In 2015 I lost my identity. Not in the way that you might be thinking. No one gained access to my finances. No one bought a single item using my credit cards.
No, it was worse than that.
I’m a mother and grandmother whose family lives 14 hours away. I’m not a pastor anymore. I no longer teach. No one asks me for counsel or advice. And, due to injuries, I can’t even go to the gym.
In 2015, I lost my purpose. And in losing my purpose, I lost my identity. This is particularly hard for me because I need to feel needed. I’m wired to be responsible. I never learned how to be a daughter of God but I had gotten really good at being his servant.

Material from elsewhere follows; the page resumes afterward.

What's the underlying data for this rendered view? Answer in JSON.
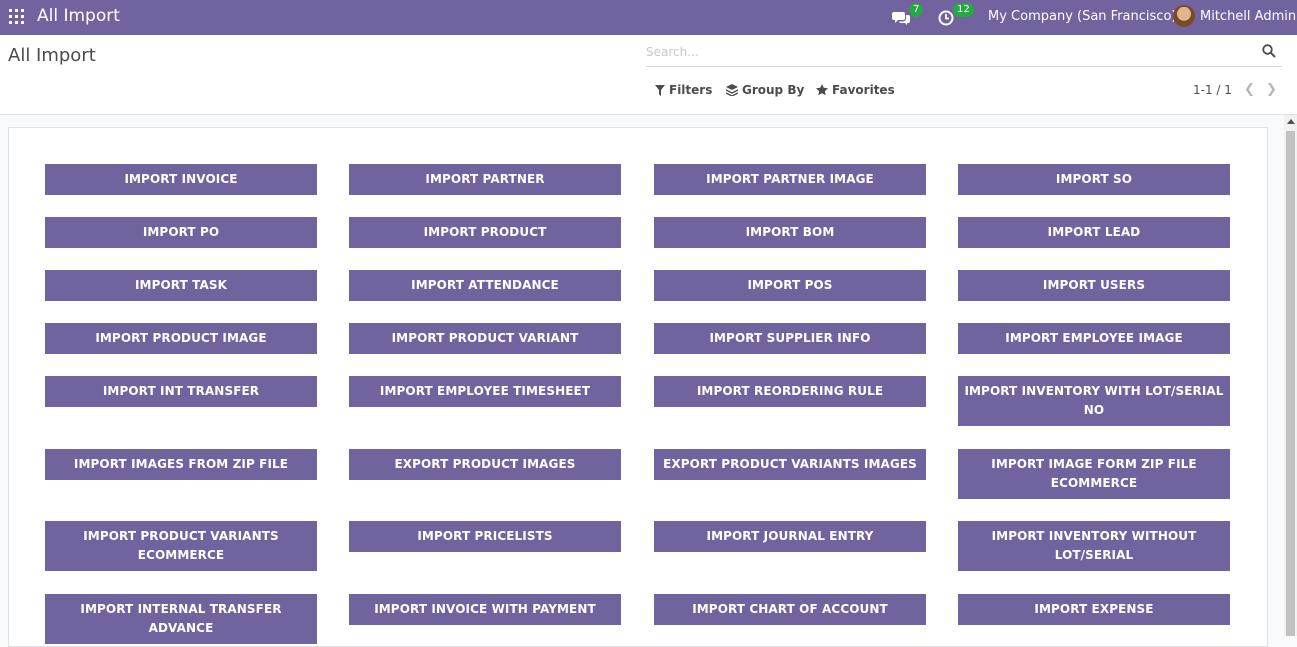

I’ve found things to occupy my time. I sew costumes for Liberty. I make quilts. I read books. I watch television. I go to the beach. I’m not unhappy. I’m just not very useful.
On my hip is a tattoo with a butterfly on a cross. I got it to remind me that “In Christ, I became who I am becoming.”
I am like the butterfly who must go through her own metamorphosis from caterpillar to butterfly. I am in my own cocoon of transformation.
I hope to transform from pastor to author. I believe that when I get out of this I’ll be able to teach with the written word instead of standing behind a pulpit. I trust that God will use these blogs and, eventually, a book to counsel others as we go through shared experiences together.
So often I write about what we must do to align ourselves with God’s purpose. This time, I’m suggesting that there are times when there is absolutely nothing we can do but rest in his promises. We have to trust that God loves us as sons and daughters who do absolutely nothing but love him.